Metagenomics studies routinely perform deep sequencing of entire microbial DNA using various sequencing technologies (short- and long-reads). This can result in the need to scale data analysis over potentially TBs of data. A lack of standardization hinders the interoperability of tools within workflows that would facilitate data analysis. Developing the best analysis workflow is currently the biggest challenge for life scientists using metagenomics.

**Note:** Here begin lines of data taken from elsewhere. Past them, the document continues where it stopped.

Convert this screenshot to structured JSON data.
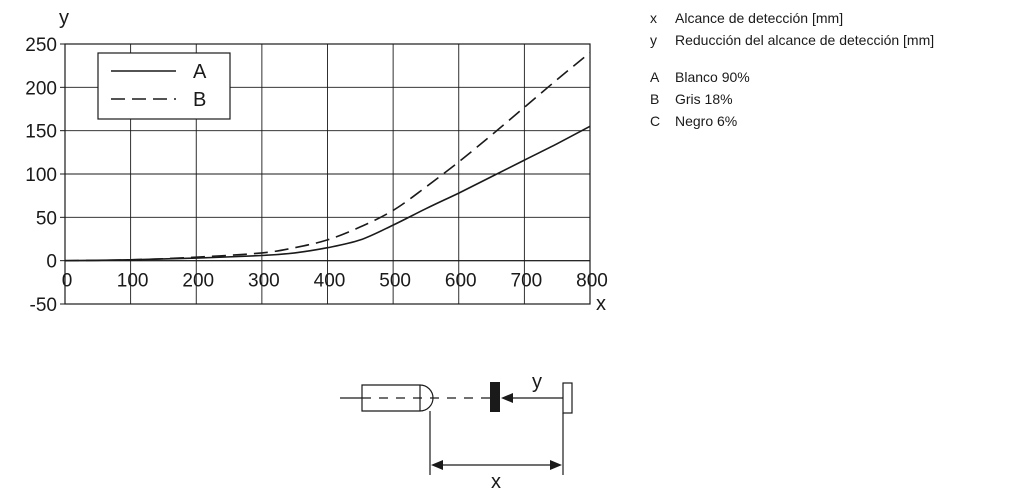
{
  "chart_data": {
    "type": "line",
    "xlabel": "x",
    "ylabel": "y",
    "xlim": [
      0,
      800
    ],
    "ylim": [
      -50,
      250
    ],
    "x_ticks": [
      0,
      100,
      200,
      300,
      400,
      500,
      600,
      700,
      800
    ],
    "y_ticks": [
      250,
      200,
      150,
      100,
      50,
      0,
      -50
    ],
    "grid": true,
    "legend_position": "top-left",
    "series": [
      {
        "name": "A",
        "style": "solid",
        "color": "#1a1a1a",
        "x": [
          0,
          100,
          200,
          300,
          350,
          400,
          450,
          500,
          550,
          600,
          650,
          700,
          750,
          800
        ],
        "y": [
          0,
          1,
          3,
          6,
          9,
          15,
          24,
          41,
          60,
          78,
          97,
          116,
          135,
          155
        ]
      },
      {
        "name": "B",
        "style": "dashed",
        "color": "#1a1a1a",
        "x": [
          0,
          100,
          200,
          300,
          350,
          400,
          450,
          500,
          550,
          600,
          650,
          700,
          750,
          800
        ],
        "y": [
          0,
          1,
          4,
          9,
          15,
          24,
          39,
          58,
          85,
          114,
          145,
          177,
          209,
          240
        ]
      }
    ]
  },
  "diagram": {
    "label_y": "y",
    "label_x": "x"
  },
  "key": {
    "items": [
      {
        "sym": "x",
        "text": "Alcance de detección [mm]"
      },
      {
        "sym": "y",
        "text": "Reducción del alcance de detección [mm]"
      },
      {
        "sym": "A",
        "text": "Blanco 90%"
      },
      {
        "sym": "B",
        "text": "Gris 18%"
      },
      {
        "sym": "C",
        "text": "Negro 6%"
      }
    ]
  }
}
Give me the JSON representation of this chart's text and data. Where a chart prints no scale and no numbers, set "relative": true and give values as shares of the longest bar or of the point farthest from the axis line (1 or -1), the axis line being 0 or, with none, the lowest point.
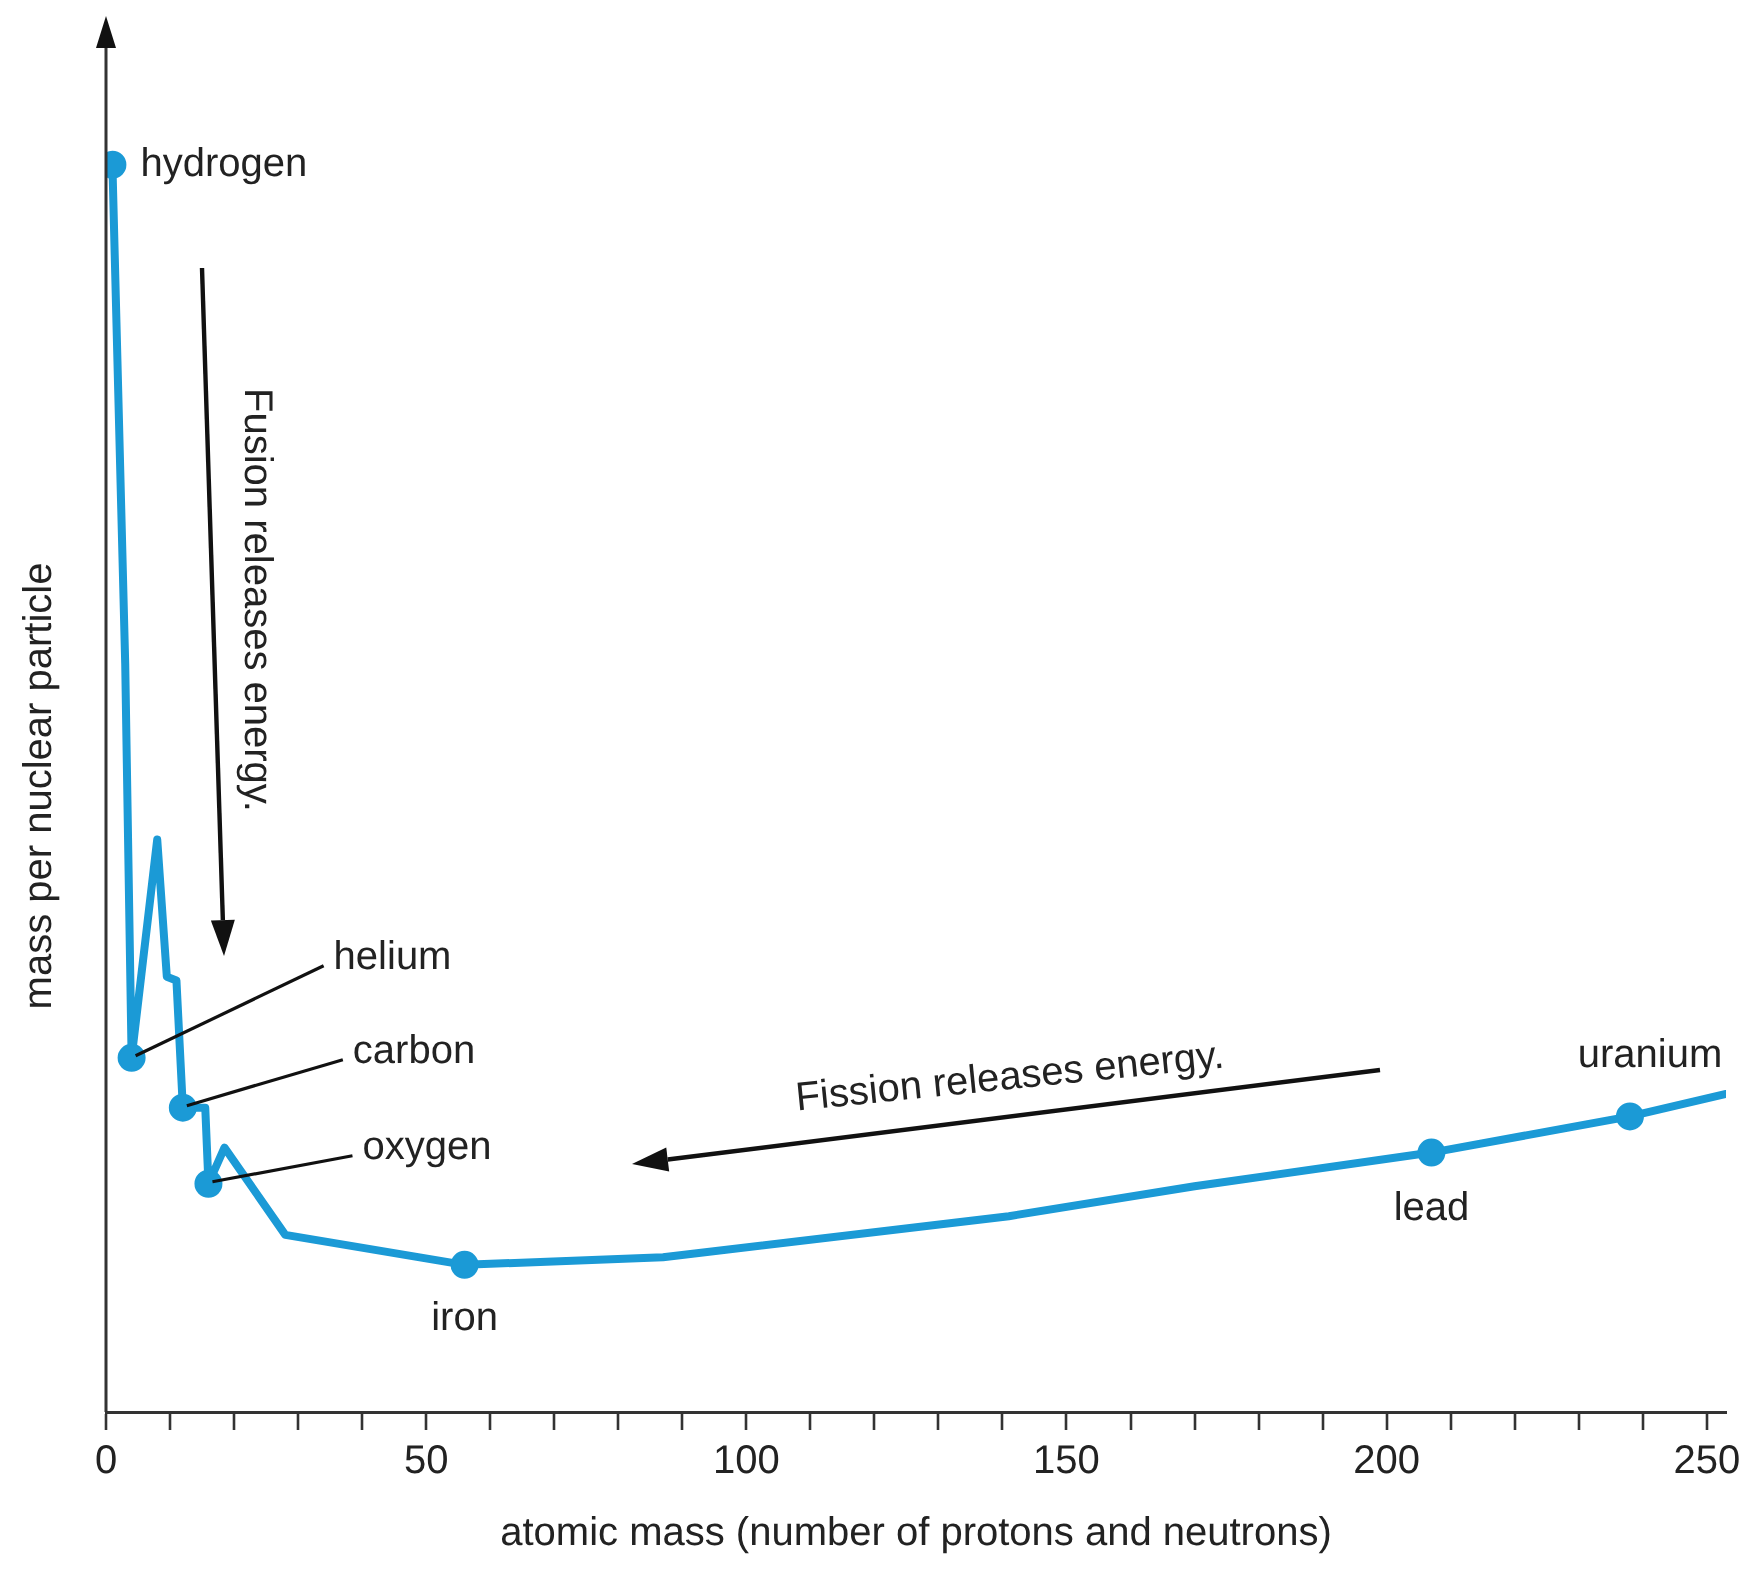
{
  "chart_data": {
    "type": "line",
    "xlabel": "atomic mass (number of protons and neutrons)",
    "ylabel": "mass per nuclear particle",
    "relative": true,
    "xlim": [
      0,
      253
    ],
    "xticks": [
      {
        "value": 0,
        "label": "0"
      },
      {
        "value": 10,
        "label": null
      },
      {
        "value": 20,
        "label": null
      },
      {
        "value": 30,
        "label": null
      },
      {
        "value": 40,
        "label": null
      },
      {
        "value": 50,
        "label": "50"
      },
      {
        "value": 60,
        "label": null
      },
      {
        "value": 70,
        "label": null
      },
      {
        "value": 80,
        "label": null
      },
      {
        "value": 90,
        "label": null
      },
      {
        "value": 100,
        "label": "100"
      },
      {
        "value": 110,
        "label": null
      },
      {
        "value": 120,
        "label": null
      },
      {
        "value": 130,
        "label": null
      },
      {
        "value": 140,
        "label": null
      },
      {
        "value": 150,
        "label": "150"
      },
      {
        "value": 160,
        "label": null
      },
      {
        "value": 170,
        "label": null
      },
      {
        "value": 180,
        "label": null
      },
      {
        "value": 190,
        "label": null
      },
      {
        "value": 200,
        "label": "200"
      },
      {
        "value": 210,
        "label": null
      },
      {
        "value": 220,
        "label": null
      },
      {
        "value": 230,
        "label": null
      },
      {
        "value": 240,
        "label": null
      },
      {
        "value": 250,
        "label": "250"
      }
    ],
    "series": [
      {
        "type": "line",
        "color": "#1b9ad6",
        "x": [
          1,
          3,
          4,
          8,
          9.5,
          11,
          12,
          15.5,
          16,
          18.5,
          28,
          56,
          87,
          141,
          170,
          207,
          238,
          253
        ],
        "values": [
          1,
          0.6,
          0.284,
          0.459,
          0.349,
          0.346,
          0.244,
          0.244,
          0.183,
          0.212,
          0.142,
          0.118,
          0.124,
          0.157,
          0.181,
          0.208,
          0.237,
          0.255
        ]
      },
      {
        "type": "scatter",
        "color": "#1b9ad6",
        "x": [
          1,
          4,
          12,
          16,
          56,
          207,
          238
        ],
        "values": [
          1,
          0.284,
          0.244,
          0.183,
          0.118,
          0.208,
          0.237
        ]
      }
    ],
    "annotations": [
      {
        "text": "hydrogen",
        "x": 1,
        "y": 1
      },
      {
        "text": "helium",
        "x": 4,
        "y": 0.284
      },
      {
        "text": "carbon",
        "x": 12,
        "y": 0.244
      },
      {
        "text": "oxygen",
        "x": 16,
        "y": 0.183
      },
      {
        "text": "iron",
        "x": 56,
        "y": 0.118
      },
      {
        "text": "lead",
        "x": 207,
        "y": 0.208
      },
      {
        "text": "uranium",
        "x": 238,
        "y": 0.237
      },
      "Fusion releases energy.",
      "Fission releases energy."
    ]
  }
}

This demonstrator project aims to democratise the analysis of microbiomes by providing metagenomics researchers with a toolkit for producing and re-using a range of analysis pipelines efficiently deployed on cloud computing infrastructures.
This Demonstrator proposes to standardize and facilitate the analyses of complex biomes, by using standardized interfaces/containers and integrate containerized workflow components (depending on the needs) within workflow descriptions (e.g.CWL). More specifically, they are combining EMGB (Elastic MetaGenome Browser) pipelines with CAMI’s benchmarking datasets and containers to produce biome and sequencing technology specific workflows, based on the best combination of tools. This process of combining pre-existing workflow components within a final workflow allows the rapid development of new pipelines and extension or modification of existing ones, depending on the needs and the microbiome complexity.
The CWL-based EMGB metagenome pipeline developed at Bielefeld University has been successfully deployed on two different de.NBI Cloud sites (Bielefeld and Gießen).
In a parallel activity, The EMBL-EBI team has been working on the development of a new version of Mgnify, that is a hub of data used for assembly analysis and archiving of microbiome data. This new version of Mgnify (v5.0) aims to increase reproducibility of the pipelines, the interoperability and the provenance of metagenomics resources and was successfully deployed on oracle cloud, embassy cloud and GCP.